レノボと富士通は2016年10月に、パソコン事業の開発・製造などに関する戦略的な提携を進めていることを明らかにした。今回は、これから1年以上が経過しての発表となった。
中国レノボ・グループとNECは2011年7月、両社が出資するレノボNECホールディングスを設立。NECのパソコン事業とレノボの日本法人であるレノボ・ジャパンを、レノボNECホールディングスの100%子会社にした。現在は、レノボNECホールディングスに対して、レノボが66.6%を出資している。
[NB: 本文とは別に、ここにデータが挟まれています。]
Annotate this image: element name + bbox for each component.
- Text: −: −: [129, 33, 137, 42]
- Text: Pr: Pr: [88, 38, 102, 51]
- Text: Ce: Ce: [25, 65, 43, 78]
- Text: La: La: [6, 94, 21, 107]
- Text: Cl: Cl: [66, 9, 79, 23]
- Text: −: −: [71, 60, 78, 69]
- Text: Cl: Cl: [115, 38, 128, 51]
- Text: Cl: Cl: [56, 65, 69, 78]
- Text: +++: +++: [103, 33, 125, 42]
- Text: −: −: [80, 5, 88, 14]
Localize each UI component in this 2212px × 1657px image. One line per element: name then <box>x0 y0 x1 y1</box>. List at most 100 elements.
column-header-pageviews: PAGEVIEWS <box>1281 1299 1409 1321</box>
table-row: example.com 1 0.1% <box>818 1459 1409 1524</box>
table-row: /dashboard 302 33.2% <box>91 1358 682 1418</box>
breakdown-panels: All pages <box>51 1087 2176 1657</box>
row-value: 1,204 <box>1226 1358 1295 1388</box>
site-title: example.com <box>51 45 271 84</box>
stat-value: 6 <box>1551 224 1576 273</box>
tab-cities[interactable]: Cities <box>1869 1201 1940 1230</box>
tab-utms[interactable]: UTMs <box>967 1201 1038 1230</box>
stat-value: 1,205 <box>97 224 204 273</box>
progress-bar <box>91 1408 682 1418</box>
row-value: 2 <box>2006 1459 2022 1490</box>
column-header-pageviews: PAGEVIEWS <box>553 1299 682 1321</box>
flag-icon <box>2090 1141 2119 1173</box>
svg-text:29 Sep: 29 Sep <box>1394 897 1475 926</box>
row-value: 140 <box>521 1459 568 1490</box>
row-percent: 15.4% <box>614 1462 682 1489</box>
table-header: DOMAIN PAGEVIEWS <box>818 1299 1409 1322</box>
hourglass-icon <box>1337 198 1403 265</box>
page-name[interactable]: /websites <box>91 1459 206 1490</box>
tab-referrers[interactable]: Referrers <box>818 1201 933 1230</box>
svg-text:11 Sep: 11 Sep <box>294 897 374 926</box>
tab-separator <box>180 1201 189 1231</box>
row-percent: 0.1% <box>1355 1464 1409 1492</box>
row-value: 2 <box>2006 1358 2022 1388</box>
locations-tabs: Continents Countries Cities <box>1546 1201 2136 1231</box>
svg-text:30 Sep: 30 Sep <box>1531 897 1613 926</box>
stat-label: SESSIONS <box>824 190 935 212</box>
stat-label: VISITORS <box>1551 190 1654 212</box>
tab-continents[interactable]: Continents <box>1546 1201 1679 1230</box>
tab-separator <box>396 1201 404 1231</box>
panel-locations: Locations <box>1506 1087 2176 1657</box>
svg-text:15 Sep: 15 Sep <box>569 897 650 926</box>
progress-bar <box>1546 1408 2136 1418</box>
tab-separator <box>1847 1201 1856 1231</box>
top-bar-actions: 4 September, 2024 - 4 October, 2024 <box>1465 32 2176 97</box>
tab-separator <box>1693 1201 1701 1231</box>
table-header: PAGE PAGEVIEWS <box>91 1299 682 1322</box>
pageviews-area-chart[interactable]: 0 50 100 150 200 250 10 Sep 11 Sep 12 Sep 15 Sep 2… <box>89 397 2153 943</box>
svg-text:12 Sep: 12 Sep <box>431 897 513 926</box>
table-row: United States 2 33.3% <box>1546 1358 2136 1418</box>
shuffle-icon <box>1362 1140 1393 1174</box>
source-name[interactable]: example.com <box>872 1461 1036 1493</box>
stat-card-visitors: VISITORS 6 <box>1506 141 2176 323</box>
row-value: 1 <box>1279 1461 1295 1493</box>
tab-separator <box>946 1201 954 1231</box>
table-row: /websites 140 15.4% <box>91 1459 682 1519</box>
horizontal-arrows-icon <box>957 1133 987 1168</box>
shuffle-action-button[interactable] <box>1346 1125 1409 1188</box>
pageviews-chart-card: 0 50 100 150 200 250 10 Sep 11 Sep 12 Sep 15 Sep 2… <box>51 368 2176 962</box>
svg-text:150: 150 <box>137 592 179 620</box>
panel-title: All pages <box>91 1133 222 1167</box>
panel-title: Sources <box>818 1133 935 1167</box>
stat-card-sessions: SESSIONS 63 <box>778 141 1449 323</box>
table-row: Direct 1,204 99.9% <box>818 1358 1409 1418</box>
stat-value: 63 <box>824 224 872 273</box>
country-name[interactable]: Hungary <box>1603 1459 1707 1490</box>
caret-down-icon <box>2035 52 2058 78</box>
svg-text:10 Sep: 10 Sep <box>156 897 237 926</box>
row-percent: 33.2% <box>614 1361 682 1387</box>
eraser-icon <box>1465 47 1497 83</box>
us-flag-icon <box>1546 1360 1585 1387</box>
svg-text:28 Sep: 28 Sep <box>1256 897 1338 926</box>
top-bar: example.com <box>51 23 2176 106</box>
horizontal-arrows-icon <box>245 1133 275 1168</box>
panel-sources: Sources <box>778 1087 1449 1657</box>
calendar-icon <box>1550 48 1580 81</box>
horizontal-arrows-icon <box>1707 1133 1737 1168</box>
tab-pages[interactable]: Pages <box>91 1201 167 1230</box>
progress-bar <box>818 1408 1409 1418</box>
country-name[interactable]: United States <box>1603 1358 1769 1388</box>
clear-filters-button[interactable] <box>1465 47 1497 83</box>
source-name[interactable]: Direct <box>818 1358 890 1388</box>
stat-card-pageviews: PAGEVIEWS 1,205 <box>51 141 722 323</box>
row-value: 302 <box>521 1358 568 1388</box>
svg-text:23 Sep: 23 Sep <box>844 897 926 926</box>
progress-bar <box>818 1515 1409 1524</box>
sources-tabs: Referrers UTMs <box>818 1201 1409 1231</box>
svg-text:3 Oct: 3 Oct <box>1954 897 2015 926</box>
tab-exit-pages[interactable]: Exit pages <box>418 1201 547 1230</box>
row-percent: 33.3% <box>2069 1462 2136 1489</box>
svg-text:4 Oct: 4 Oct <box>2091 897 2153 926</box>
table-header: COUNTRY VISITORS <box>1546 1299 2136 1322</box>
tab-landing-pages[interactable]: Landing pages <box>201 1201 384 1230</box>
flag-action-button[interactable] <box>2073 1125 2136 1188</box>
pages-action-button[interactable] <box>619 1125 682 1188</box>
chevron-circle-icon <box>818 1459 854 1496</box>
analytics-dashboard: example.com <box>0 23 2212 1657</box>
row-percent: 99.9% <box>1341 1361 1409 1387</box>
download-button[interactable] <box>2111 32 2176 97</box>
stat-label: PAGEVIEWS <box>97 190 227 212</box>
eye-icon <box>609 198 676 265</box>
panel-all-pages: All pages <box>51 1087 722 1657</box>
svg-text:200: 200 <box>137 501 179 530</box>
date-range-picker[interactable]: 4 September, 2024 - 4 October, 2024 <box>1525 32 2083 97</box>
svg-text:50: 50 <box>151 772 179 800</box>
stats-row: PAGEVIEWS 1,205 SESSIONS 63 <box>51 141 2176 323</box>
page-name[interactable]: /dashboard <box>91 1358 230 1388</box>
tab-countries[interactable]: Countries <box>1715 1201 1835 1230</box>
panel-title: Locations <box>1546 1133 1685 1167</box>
今回のFCCLへの出資によって、レノボ・グループは3社で国内のパソコン事業を展開することになる。直近の3社の実績を基にすると合計シェアは43.8%にも達する。
FCCLは川崎市に研究・開発拠点を持つほか、島根県出雲市の島根富士通でノートパソコンを、福島県伊達市の富士通アイソテックでデスクトップパソコンを製造するなどしている。また、販売やサポートの拠点も全国に展開している。
レノボ、富士通の2社はFCCLのパソコン事業について、「開発や製造、販売の体制を維持し、ブランドも変更しない」としている。また、FCCLのパソコンのサポートサービスも、引き続きFCCLが提供するという。